A farinha criava…
Aguinaldo Rodrigues
Publicado em: 02/03/2010 às 00:00 | Atualizado em: 02/03/2010 às 00:00
Massilon de Medeiros Cursino*
Por muito tempo foi comum no médio e baixo rio Amazonas ouvir como solução à criação de uma família numerosa, o chavão “a farinha cria”.
Na mesa do caboclo amazonense pode faltar tudo, menos a farinha. Ela vai do chibé, do mingau da caridade às culinárias mais chiques. O tamanho do bago é inversamente proporcional à classe consumidora, ou seja, o pobre consome a do tipo baguda, a classe média, a mediana, e os mais abastados saboreiam a fina, que se presume ser a mais saborosa, numa escala que varia de brita a pó.

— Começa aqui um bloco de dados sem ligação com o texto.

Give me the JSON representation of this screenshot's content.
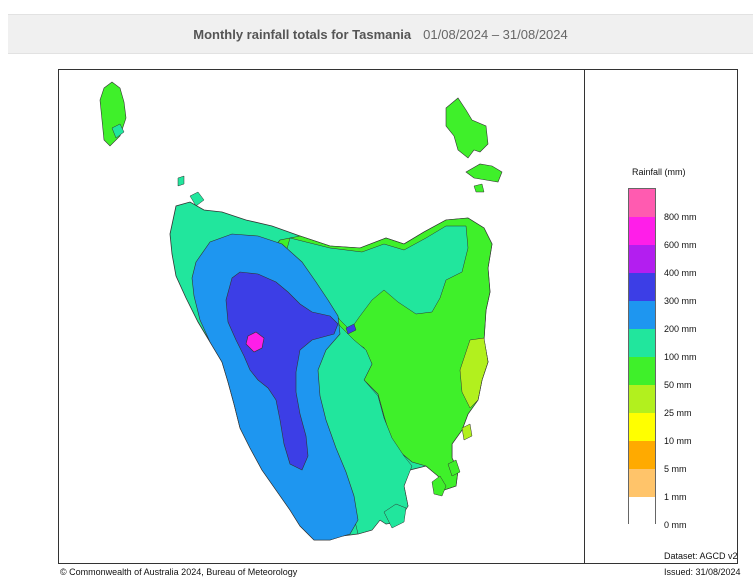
{
  "header": {
    "title": "Monthly rainfall totals for Tasmania",
    "dates": "01/08/2024 – 31/08/2024"
  },
  "legend": {
    "title": "Rainfall (mm)",
    "classes": [
      {
        "label": "",
        "color": "#ff5bb0"
      },
      {
        "label": "800 mm",
        "color": "#ff1ee9"
      },
      {
        "label": "600 mm",
        "color": "#b31ef0"
      },
      {
        "label": "400 mm",
        "color": "#3c3ee6"
      },
      {
        "label": "300 mm",
        "color": "#1e96f0"
      },
      {
        "label": "200 mm",
        "color": "#21e69d"
      },
      {
        "label": "100 mm",
        "color": "#3ff02a"
      },
      {
        "label": "50 mm",
        "color": "#b2f01e"
      },
      {
        "label": "25 mm",
        "color": "#ffff00"
      },
      {
        "label": "10 mm",
        "color": "#ffaa00"
      },
      {
        "label": "5 mm",
        "color": "#ffc46a"
      },
      {
        "label": "1 mm",
        "color": "#ffffff"
      }
    ],
    "bottom_label": "0 mm"
  },
  "footer": {
    "dataset": "Dataset: AGCD v2",
    "copyright": "© Commonwealth of Australia 2024, Bureau of Meteorology",
    "issued": "Issued: 31/08/2024"
  }
}
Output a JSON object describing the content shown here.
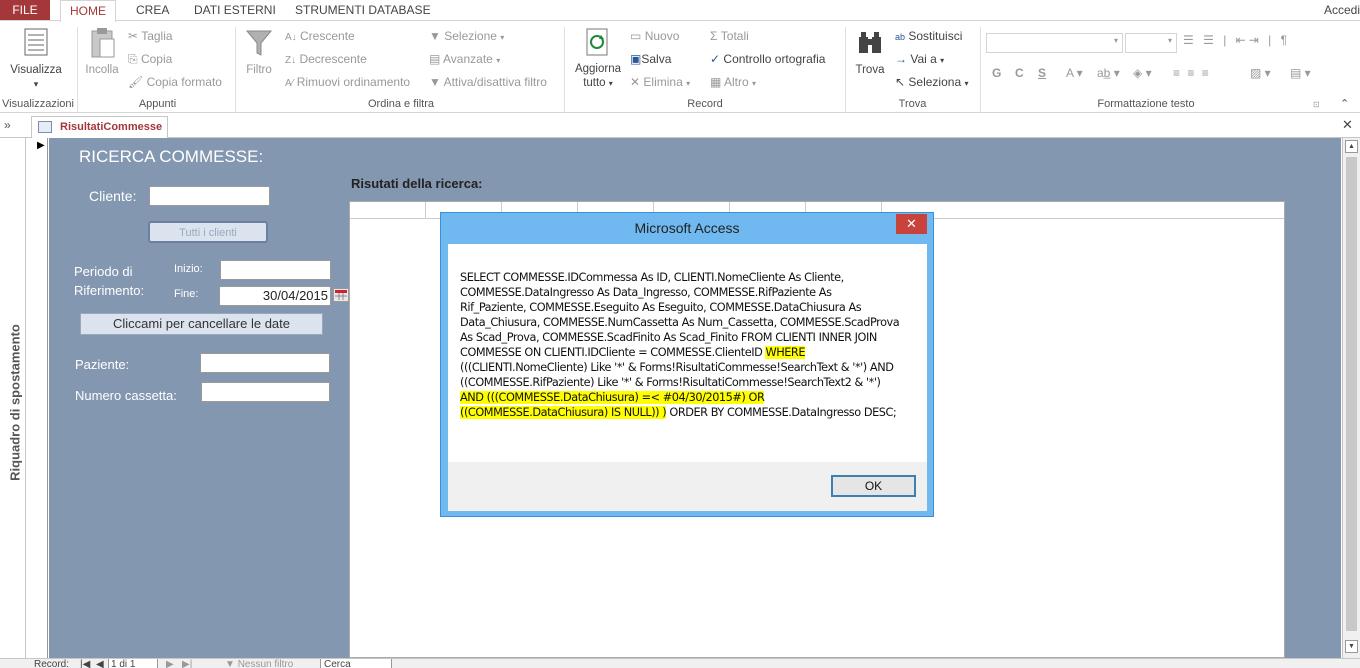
{
  "ribbon_tabs": {
    "file": "FILE",
    "home": "HOME",
    "crea": "CREA",
    "dati_esterni": "DATI ESTERNI",
    "strumenti": "STRUMENTI DATABASE"
  },
  "account": "Accedi",
  "ribbon": {
    "visualizza": "Visualizza",
    "visualizzazioni": "Visualizzazioni",
    "incolla": "Incolla",
    "taglia": "Taglia",
    "copia": "Copia",
    "copia_formato": "Copia formato",
    "appunti": "Appunti",
    "filtro": "Filtro",
    "crescente": "Crescente",
    "decrescente": "Decrescente",
    "rimuovi_ordinamento": "Rimuovi ordinamento",
    "selezione": "Selezione",
    "avanzate": "Avanzate",
    "attiva_filtro": "Attiva/disattiva filtro",
    "ordina_filtra": "Ordina e filtra",
    "aggiorna": "Aggiorna",
    "tutto": "tutto",
    "nuovo": "Nuovo",
    "salva": "Salva",
    "elimina": "Elimina",
    "totali": "Totali",
    "controllo": "Controllo ortografia",
    "altro": "Altro",
    "record": "Record",
    "trova": "Trova",
    "sostituisci": "Sostituisci",
    "vai_a": "Vai a",
    "seleziona": "Seleziona",
    "trova_group": "Trova",
    "g": "G",
    "c": "C",
    "s": "S",
    "a": "A",
    "formattazione": "Formattazione testo"
  },
  "doc_tab": "RisultatiCommesse",
  "nav_pane": "Riquadro di spostamento",
  "form": {
    "title": "RICERCA COMMESSE:",
    "cliente_label": "Cliente:",
    "tutti_button": "Tutti i clienti",
    "periodo_label1": "Periodo di",
    "periodo_label2": "Riferimento:",
    "inizio_label": "Inizio:",
    "fine_label": "Fine:",
    "fine_value": "30/04/2015",
    "cancel_dates_button": "Cliccami per cancellare le date",
    "paziente_label": "Paziente:",
    "cassetta_label": "Numero cassetta:",
    "results_label": "Risutati della ricerca:"
  },
  "statusbar": {
    "record": "Record:",
    "position": "1 di 1",
    "no_filter": "Nessun filtro",
    "search": "Cerca"
  },
  "dialog": {
    "title": "Microsoft Access",
    "close": "✕",
    "sql_part1": "SELECT COMMESSE.IDCommessa As ID, CLIENTI.NomeCliente As Cliente, COMMESSE.DataIngresso As Data_Ingresso, COMMESSE.RifPaziente As Rif_Paziente, COMMESSE.Eseguito As Eseguito, COMMESSE.DataChiusura As Data_Chiusura, COMMESSE.NumCassetta As Num_Cassetta, COMMESSE.ScadProva As Scad_Prova, COMMESSE.ScadFinito As Scad_Finito FROM CLIENTI INNER JOIN COMMESSE ON CLIENTI.IDCliente = COMMESSE.ClienteID ",
    "sql_where": "WHERE",
    "sql_part2": " (((CLIENTI.NomeCliente) Like '*' & Forms!RisultatiCommesse!SearchText & '*') AND ((COMMESSE.RifPaziente) Like '*' & Forms!RisultatiCommesse!SearchText2 & '*') ",
    "sql_highlight": " AND (((COMMESSE.DataChiusura) =< #04/30/2015#) OR ((COMMESSE.DataChiusura) IS NULL)) )",
    "sql_part3": " ORDER BY COMMESSE.DataIngresso DESC;",
    "ok": "OK"
  }
}
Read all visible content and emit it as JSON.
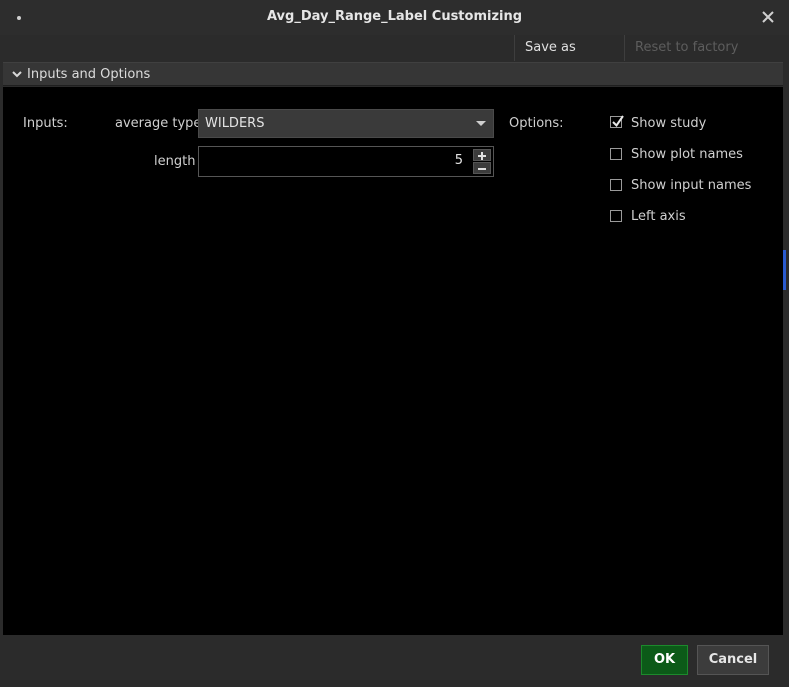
{
  "window": {
    "title": "Avg_Day_Range_Label Customizing"
  },
  "toolbar": {
    "save_default": "Save as default",
    "reset_factory": "Reset to factory default"
  },
  "section": {
    "title": "Inputs and Options"
  },
  "inputs": {
    "label": "Inputs:",
    "average_type_label": "average type",
    "average_type_value": "WILDERS",
    "length_label": "length",
    "length_value": "5"
  },
  "options": {
    "label": "Options:",
    "items": [
      {
        "label": "Show study",
        "checked": true
      },
      {
        "label": "Show plot names",
        "checked": false
      },
      {
        "label": "Show input names",
        "checked": false
      },
      {
        "label": "Left axis",
        "checked": false
      }
    ]
  },
  "footer": {
    "ok_label": "OK",
    "cancel_label": "Cancel"
  },
  "colors": {
    "ok_button": "#0c5a18",
    "content_bg": "#000000",
    "chrome_bg": "#2b2b2b"
  }
}
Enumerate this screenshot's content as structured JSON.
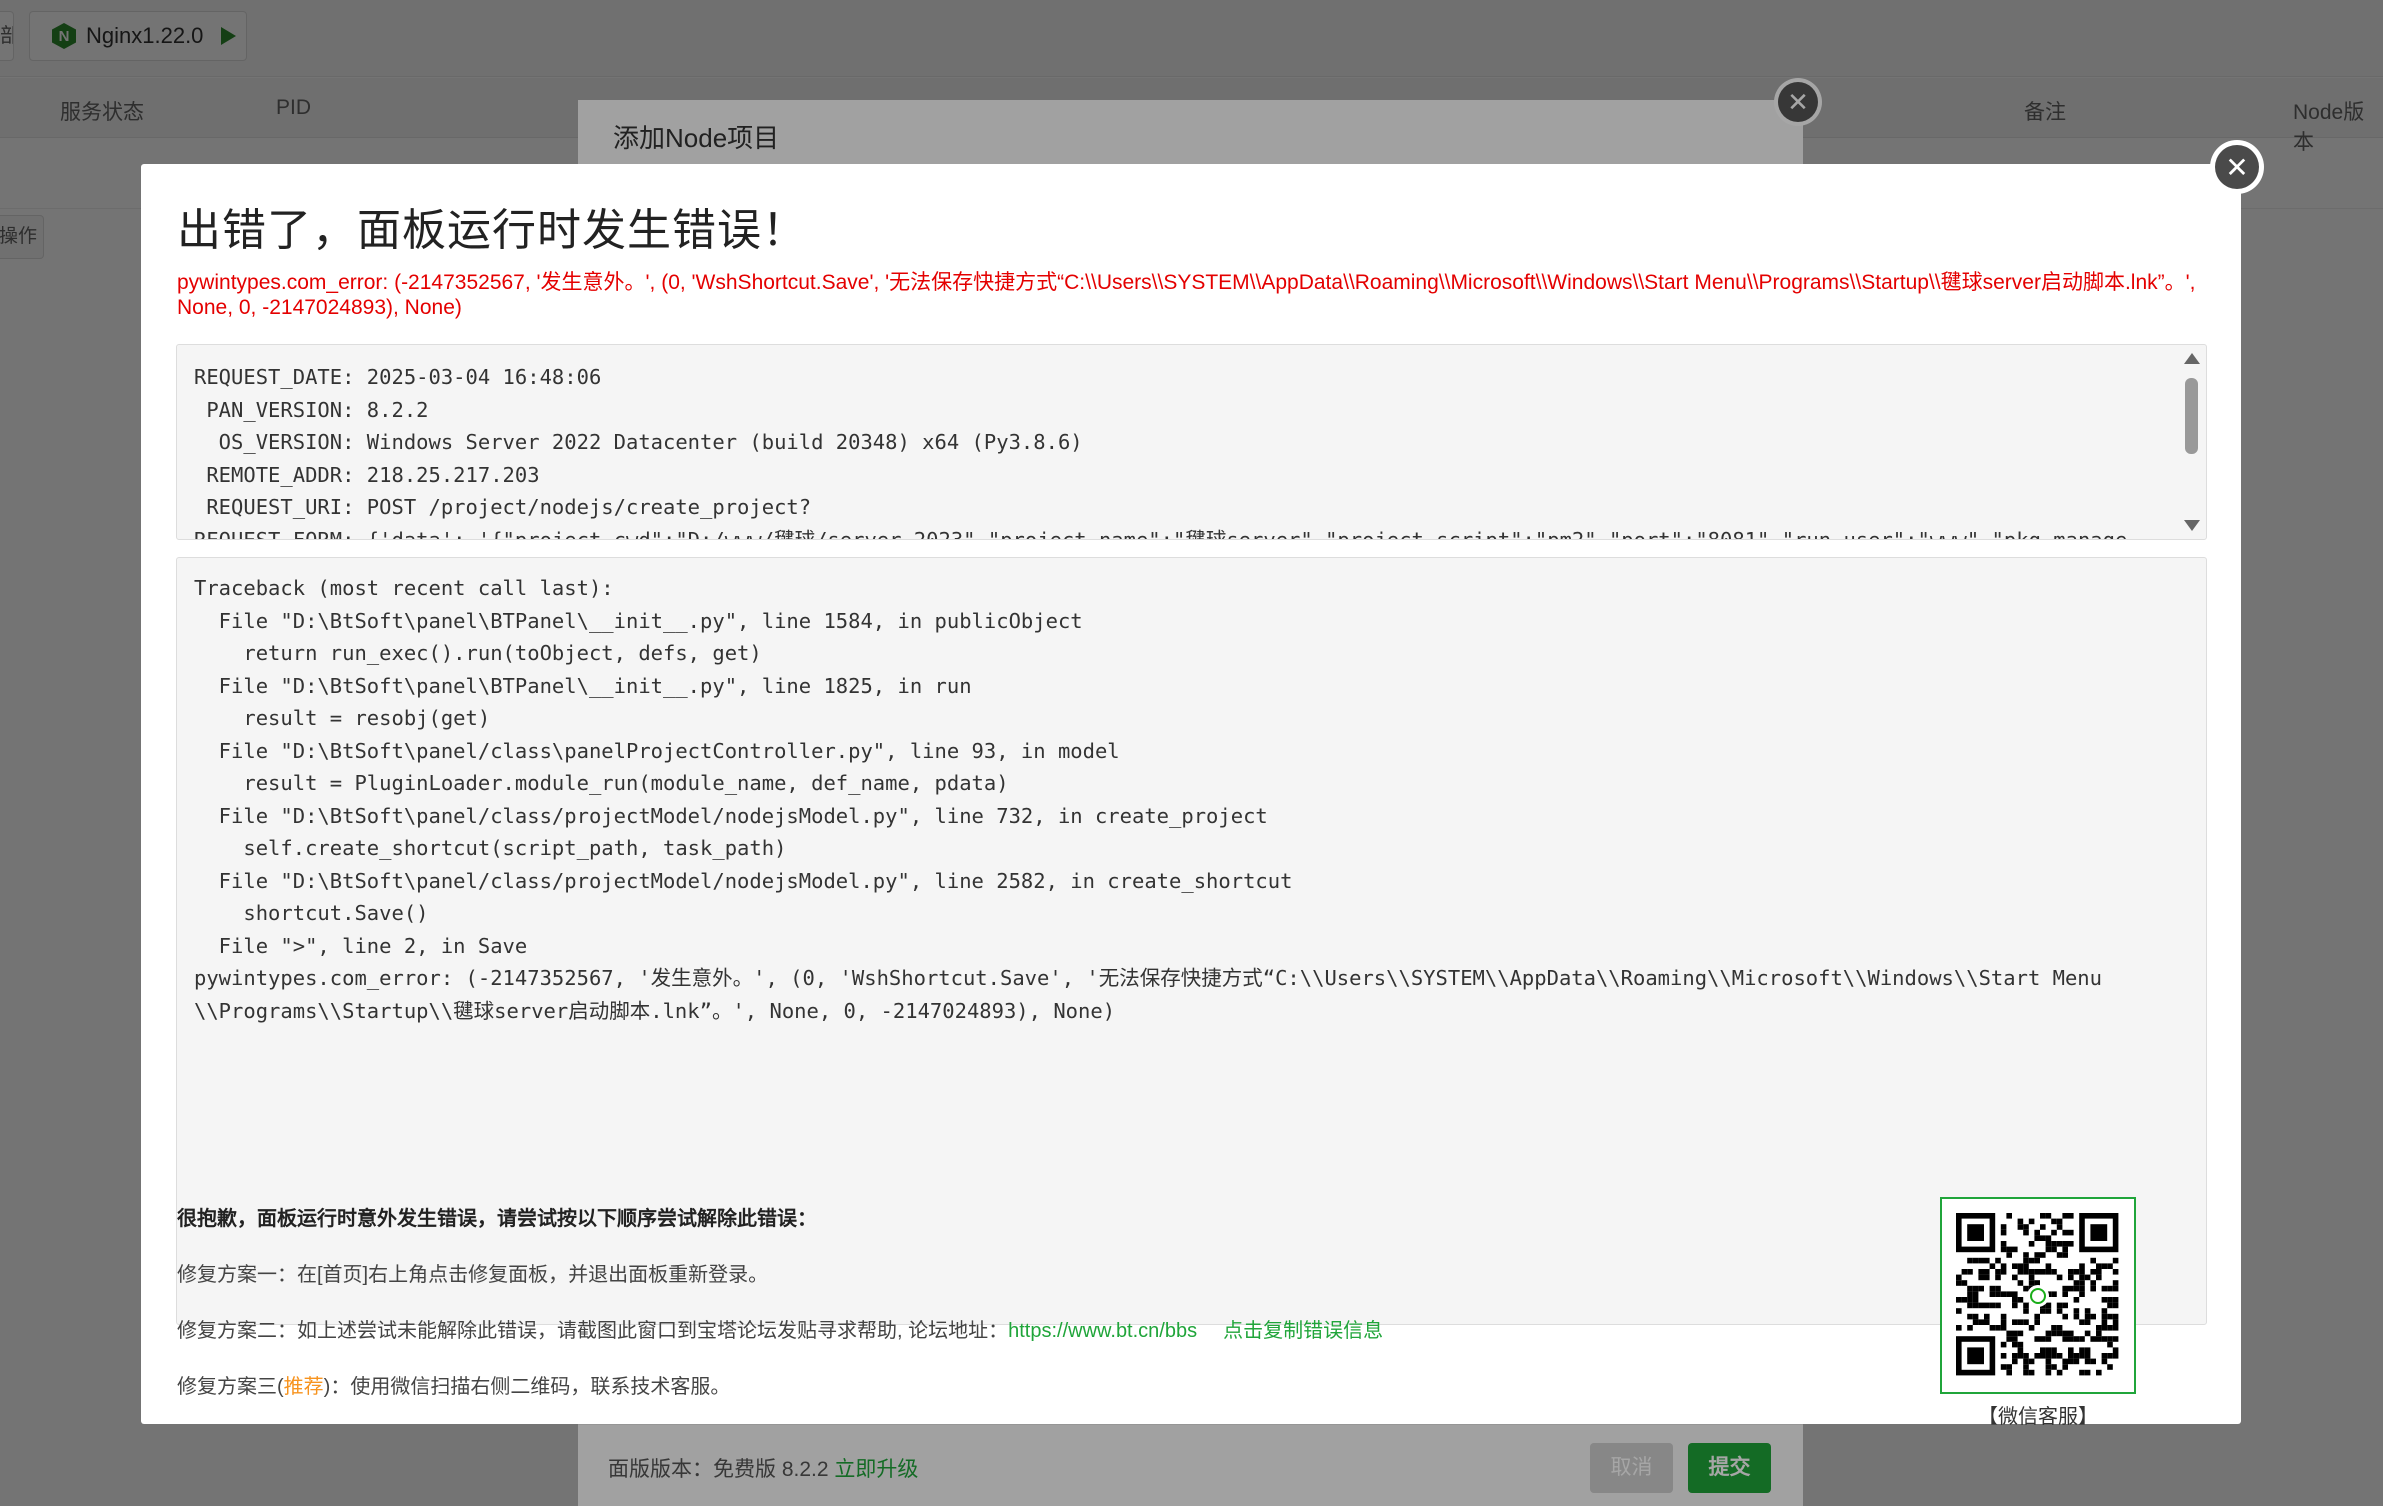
{
  "background": {
    "stub_left_button": "部",
    "server_button_label": "Nginx1.22.0",
    "server_logo_letter": "N",
    "play_icon": "play-icon",
    "table_headers": {
      "status": "服务状态",
      "pid": "PID",
      "remark": "备注",
      "node_version": "Node版本"
    },
    "operation_stub": "操作"
  },
  "node_modal": {
    "title": "添加Node项目",
    "version_label": "面版版本：免费版 8.2.2",
    "upgrade_link": "立即升级",
    "cancel_button": "取消",
    "submit_button": "提交"
  },
  "error_modal": {
    "title": "出错了，面板运行时发生错误！",
    "error_message": "pywintypes.com_error: (-2147352567, '发生意外。', (0, 'WshShortcut.Save', '无法保存快捷方式“C:\\\\Users\\\\SYSTEM\\\\AppData\\\\Roaming\\\\Microsoft\\\\Windows\\\\Start Menu\\\\Programs\\\\Startup\\\\毽球server启动脚本.lnk”。', None, 0, -2147024893), None)",
    "request_info": "REQUEST_DATE: 2025-03-04 16:48:06\n PAN_VERSION: 8.2.2\n  OS_VERSION: Windows Server 2022 Datacenter (build 20348) x64 (Py3.8.6)\n REMOTE_ADDR: 218.25.217.203\n REQUEST_URI: POST /project/nodejs/create_project?\nREQUEST_FORM: {'data': '{\"project_cwd\":\"D:/www/毽球/server-2023\",\"project_name\":\"毽球server\",\"project_script\":\"pm2\",\"port\":\"8081\",\"run_user\":\"www\",\"pkg_manage",
    "traceback": "Traceback (most recent call last):\n  File \"D:\\BtSoft\\panel\\BTPanel\\__init__.py\", line 1584, in publicObject\n    return run_exec().run(toObject, defs, get)\n  File \"D:\\BtSoft\\panel\\BTPanel\\__init__.py\", line 1825, in run\n    result = resobj(get)\n  File \"D:\\BtSoft\\panel/class\\panelProjectController.py\", line 93, in model\n    result = PluginLoader.module_run(module_name, def_name, pdata)\n  File \"D:\\BtSoft\\panel/class/projectModel/nodejsModel.py\", line 732, in create_project\n    self.create_shortcut(script_path, task_path)\n  File \"D:\\BtSoft\\panel/class/projectModel/nodejsModel.py\", line 2582, in create_shortcut\n    shortcut.Save()\n  File \">\", line 2, in Save\npywintypes.com_error: (-2147352567, '发生意外。', (0, 'WshShortcut.Save', '无法保存快捷方式“C:\\\\Users\\\\SYSTEM\\\\AppData\\\\Roaming\\\\Microsoft\\\\Windows\\\\Start Menu\n\\\\Programs\\\\Startup\\\\毽球server启动脚本.lnk”。', None, 0, -2147024893), None)",
    "help_heading": "很抱歉，面板运行时意外发生错误，请尝试按以下顺序尝试解除此错误：",
    "fix1": "修复方案一：在[首页]右上角点击修复面板，并退出面板重新登录。",
    "fix2_prefix": "修复方案二：如上述尝试未能解除此错误，请截图此窗口到宝塔论坛发贴寻求帮助, 论坛地址：",
    "fix2_link": "https://www.bt.cn/bbs",
    "fix2_copy": "点击复制错误信息",
    "fix3_prefix": "修复方案三(",
    "fix3_recommend": "推荐",
    "fix3_suffix": ")：使用微信扫描右侧二维码，联系技术客服。",
    "qr_label": "【微信客服】"
  },
  "colors": {
    "accent_green": "#20a53a",
    "error_red": "#e40000",
    "recommend_orange": "#f7931e"
  }
}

As provenientes do Estado do Pará recebem um agrado nada convencional, farinha “espoca bode”.
Outra forma de identificar a mais agradável ao paladar é a cor, quanto mais amarelada mais gostosa é a farinha. Lembro das histórias que contavam do saudoso “Barbeirão”, que tinha banca no Mercado Municipal de Parintins. Diziam que o feirante levava lanterna para clarear a cor do produto derivado da mandioca. Tudo para atrair e persuadir o consumidor, visto que naquela época apelava-se mais para a criatividade que para o corante.
A mandioca foi, quem sabe, a maior herança da civilização indígena. A fabricação da farinha, a partir do tubérculo da planta se constitui um mistério. Até lendas povoam o imaginário popular.
“A farinha cria”: foi justamente isso que ouvi depois de tanto tempo. Na cabeça veio logo a imagem de meus pais ainda jovens com a responsabilidade de criar uma prole numerosa. Quantas vezes meu dileto pai não usou o termo para encorajá-lo a enfrentar o desafio de chefe da família? Em seguida veio a retificação ao clichê, a farinha criava, já que ao preço que ultimamente chegou, está difícil associar a farinha a um produto barato e acessível. Já presenciei lugares em que seu preço está superior ao feijão…
Se a culpa para curumim ficar barrigudo era da farinha, é melhor que se encontre outro bode expiatório, pois na atual conjuntura a farinha está mais para artigo de luxo que para enchimento de barriga de pobre!
*Economista, Bacharel em Direito e Membro da Academia Parintinense de Letras.